Tax Problems from Canceled Debt?

The main consequence of debt cancelation is the legal obligation to pay taxes on the forgiven amount. The Internal Revenue Service (IRS) considers the forgiven amount a taxable income. Borrowers getting debt relief should plan for taxes on savings they’re likely to get from debt cancelation. There are some exceptions as far as debt cancelation is involved.

Reporting Any Taxable Canceled Debt Income

The law requires creditors to report the canceled debt to the IRS and the debtor if the amount is $600 or more. They can do this by recording the canceled debt on Form 1099-C and sending it to both the agency and the debtor.

The debtor must list the income on Form 1040 and submit its income tax. Failure to do so will force the IRS to impose penalties on the taxpayer on top of demanding the payment of the tax debt.

The IRS has programs to help delinquent taxpayers settle their debts. The taxpayer can self-initiate any of the IRS programs. Seeking tax debt help from an IRS debt attorney can increase the odds of the delinquent taxpayer obtaining a favorable result.

What Are the Exceptions to Debt Cancelation?
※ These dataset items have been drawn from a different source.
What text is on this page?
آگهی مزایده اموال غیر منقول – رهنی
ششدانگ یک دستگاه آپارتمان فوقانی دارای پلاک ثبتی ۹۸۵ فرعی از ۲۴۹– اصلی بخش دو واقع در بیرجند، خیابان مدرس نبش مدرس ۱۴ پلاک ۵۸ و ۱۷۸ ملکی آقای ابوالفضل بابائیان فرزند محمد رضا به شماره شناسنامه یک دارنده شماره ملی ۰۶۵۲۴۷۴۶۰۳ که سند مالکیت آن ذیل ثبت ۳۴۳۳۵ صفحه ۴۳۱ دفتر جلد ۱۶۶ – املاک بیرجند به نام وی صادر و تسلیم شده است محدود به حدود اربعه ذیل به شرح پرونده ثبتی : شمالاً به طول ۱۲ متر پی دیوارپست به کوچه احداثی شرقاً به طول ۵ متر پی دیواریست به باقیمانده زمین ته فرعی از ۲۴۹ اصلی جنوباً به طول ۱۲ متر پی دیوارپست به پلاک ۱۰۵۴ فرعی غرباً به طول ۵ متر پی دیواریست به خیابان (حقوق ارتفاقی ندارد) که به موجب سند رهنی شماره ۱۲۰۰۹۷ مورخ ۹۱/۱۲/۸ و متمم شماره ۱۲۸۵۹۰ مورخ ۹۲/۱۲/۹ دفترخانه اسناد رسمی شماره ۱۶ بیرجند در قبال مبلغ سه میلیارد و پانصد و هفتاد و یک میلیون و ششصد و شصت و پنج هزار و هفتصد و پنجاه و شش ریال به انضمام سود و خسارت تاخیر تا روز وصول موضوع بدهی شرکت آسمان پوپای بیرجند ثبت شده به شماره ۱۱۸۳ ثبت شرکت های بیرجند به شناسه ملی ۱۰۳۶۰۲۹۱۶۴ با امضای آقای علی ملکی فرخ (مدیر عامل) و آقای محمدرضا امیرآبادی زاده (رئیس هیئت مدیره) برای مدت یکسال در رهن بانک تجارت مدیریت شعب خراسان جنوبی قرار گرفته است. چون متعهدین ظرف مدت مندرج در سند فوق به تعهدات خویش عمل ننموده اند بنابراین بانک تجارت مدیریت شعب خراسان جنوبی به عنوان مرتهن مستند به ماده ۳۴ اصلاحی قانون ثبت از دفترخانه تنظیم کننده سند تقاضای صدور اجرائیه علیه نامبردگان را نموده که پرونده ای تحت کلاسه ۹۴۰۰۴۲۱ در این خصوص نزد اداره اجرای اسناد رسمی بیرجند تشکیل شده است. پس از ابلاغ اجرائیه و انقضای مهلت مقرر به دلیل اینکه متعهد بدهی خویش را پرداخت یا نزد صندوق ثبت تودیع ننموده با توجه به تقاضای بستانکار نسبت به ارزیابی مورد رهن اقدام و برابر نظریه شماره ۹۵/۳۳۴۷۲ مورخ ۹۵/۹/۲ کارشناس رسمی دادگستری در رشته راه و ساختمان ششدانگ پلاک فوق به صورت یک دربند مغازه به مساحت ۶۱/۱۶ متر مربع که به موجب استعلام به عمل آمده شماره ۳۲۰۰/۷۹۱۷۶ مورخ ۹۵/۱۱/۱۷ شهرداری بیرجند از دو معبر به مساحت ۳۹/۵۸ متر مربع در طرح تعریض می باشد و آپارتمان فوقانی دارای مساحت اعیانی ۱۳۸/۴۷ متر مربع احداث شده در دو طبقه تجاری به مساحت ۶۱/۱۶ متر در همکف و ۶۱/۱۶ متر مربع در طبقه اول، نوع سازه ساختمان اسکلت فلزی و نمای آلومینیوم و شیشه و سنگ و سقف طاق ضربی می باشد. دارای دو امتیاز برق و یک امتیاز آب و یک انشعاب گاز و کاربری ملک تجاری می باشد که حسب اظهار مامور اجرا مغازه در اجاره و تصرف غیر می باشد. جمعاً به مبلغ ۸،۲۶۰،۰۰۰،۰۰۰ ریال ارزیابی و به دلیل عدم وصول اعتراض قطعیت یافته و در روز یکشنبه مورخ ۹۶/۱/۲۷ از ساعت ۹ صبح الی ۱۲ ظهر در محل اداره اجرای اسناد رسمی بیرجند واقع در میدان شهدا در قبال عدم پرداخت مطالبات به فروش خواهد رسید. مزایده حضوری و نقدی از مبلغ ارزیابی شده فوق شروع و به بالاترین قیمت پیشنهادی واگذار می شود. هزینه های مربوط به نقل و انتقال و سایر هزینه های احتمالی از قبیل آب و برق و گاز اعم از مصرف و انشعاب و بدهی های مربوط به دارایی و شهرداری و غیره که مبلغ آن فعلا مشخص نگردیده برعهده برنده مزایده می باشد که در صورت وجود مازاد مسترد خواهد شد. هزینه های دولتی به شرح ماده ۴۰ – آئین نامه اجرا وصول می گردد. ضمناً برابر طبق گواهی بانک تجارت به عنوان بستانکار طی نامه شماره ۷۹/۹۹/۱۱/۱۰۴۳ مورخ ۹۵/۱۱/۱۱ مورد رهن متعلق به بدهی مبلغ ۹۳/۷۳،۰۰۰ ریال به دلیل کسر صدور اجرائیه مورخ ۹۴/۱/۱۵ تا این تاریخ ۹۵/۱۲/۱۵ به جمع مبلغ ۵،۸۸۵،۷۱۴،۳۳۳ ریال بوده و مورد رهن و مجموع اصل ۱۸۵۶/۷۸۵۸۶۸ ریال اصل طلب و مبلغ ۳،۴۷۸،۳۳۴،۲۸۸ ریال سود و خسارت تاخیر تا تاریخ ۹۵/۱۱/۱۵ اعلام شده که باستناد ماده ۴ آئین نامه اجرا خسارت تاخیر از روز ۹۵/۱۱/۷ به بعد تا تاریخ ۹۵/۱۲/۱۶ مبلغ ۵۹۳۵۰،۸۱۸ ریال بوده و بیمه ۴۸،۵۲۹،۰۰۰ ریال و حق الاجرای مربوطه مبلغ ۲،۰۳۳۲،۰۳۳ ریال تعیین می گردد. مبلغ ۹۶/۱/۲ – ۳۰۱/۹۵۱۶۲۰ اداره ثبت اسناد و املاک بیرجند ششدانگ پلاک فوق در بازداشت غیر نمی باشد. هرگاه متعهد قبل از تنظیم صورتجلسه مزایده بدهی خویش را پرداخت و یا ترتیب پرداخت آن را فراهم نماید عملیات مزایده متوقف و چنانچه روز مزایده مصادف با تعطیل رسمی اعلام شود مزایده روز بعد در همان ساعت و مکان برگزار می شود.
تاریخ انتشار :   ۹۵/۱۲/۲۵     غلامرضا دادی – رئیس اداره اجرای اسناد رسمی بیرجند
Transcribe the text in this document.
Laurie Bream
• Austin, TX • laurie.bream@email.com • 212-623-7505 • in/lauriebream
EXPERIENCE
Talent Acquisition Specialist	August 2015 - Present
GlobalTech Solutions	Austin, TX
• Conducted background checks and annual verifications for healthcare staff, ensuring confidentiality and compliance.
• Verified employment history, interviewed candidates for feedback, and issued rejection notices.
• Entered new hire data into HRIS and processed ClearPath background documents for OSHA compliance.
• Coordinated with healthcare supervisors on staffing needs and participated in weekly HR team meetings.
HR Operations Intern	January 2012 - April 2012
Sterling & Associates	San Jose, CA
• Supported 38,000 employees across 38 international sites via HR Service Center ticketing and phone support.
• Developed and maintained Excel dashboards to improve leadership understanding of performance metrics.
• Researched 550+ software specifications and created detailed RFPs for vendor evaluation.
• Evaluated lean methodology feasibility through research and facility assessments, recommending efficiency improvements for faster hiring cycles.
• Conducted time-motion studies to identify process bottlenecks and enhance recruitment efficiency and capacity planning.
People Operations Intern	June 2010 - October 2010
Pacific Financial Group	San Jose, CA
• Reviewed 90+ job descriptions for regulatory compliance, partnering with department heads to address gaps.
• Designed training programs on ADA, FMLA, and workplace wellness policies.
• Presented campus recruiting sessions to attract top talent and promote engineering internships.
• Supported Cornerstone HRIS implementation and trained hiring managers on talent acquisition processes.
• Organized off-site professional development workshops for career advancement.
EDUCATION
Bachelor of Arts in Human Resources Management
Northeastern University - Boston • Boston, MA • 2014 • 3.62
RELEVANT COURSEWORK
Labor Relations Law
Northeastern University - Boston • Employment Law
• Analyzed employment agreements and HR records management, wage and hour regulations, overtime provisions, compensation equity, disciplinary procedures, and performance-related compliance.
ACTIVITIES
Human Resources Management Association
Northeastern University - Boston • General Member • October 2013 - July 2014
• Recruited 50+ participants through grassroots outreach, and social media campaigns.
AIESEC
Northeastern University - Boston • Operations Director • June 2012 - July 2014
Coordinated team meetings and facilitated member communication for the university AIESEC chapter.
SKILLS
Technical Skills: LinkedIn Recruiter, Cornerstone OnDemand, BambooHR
The IRS exempts the following debts from the cancelation of debt income:

  • Amounts canceled as gifts, bequests, or inheritance
  • Qualified student loans that satisfy specific requirements
  • Some education loan relief or repayment programs that are instrumental in the provision of health services
  • Canceled student loans following the death or permanent disability of a student
  • Canceled debt amounts that qualify for a deduction if the debtor, as a cash basis taxpayer, cleared it

Methods of Getting a Debt Canceled

Negotiating with Creditors

Some creditors have debt cancelation terms in their credit agreements. Others have credit relief services that borrowers can get at a small extra cost and use in certain hardship situations, including a medical emergency or a job loss. A borrower should look at the credit provisions of all creditors, identify the creditor that’s likely to cancel the debt, and initiate negotiations directly with that creditor.

Debt Relief Programs

A borrower can get a debt canceled through a debt relief program. The borrower should try his or her level best to identify a relief program that suits his or her situation.

Filing Bankruptcy

Filing bankruptcy may be the best bet for a borrower struggling with debt. What’s more, debt cancelation doesn’t qualify as an income in bankruptcy.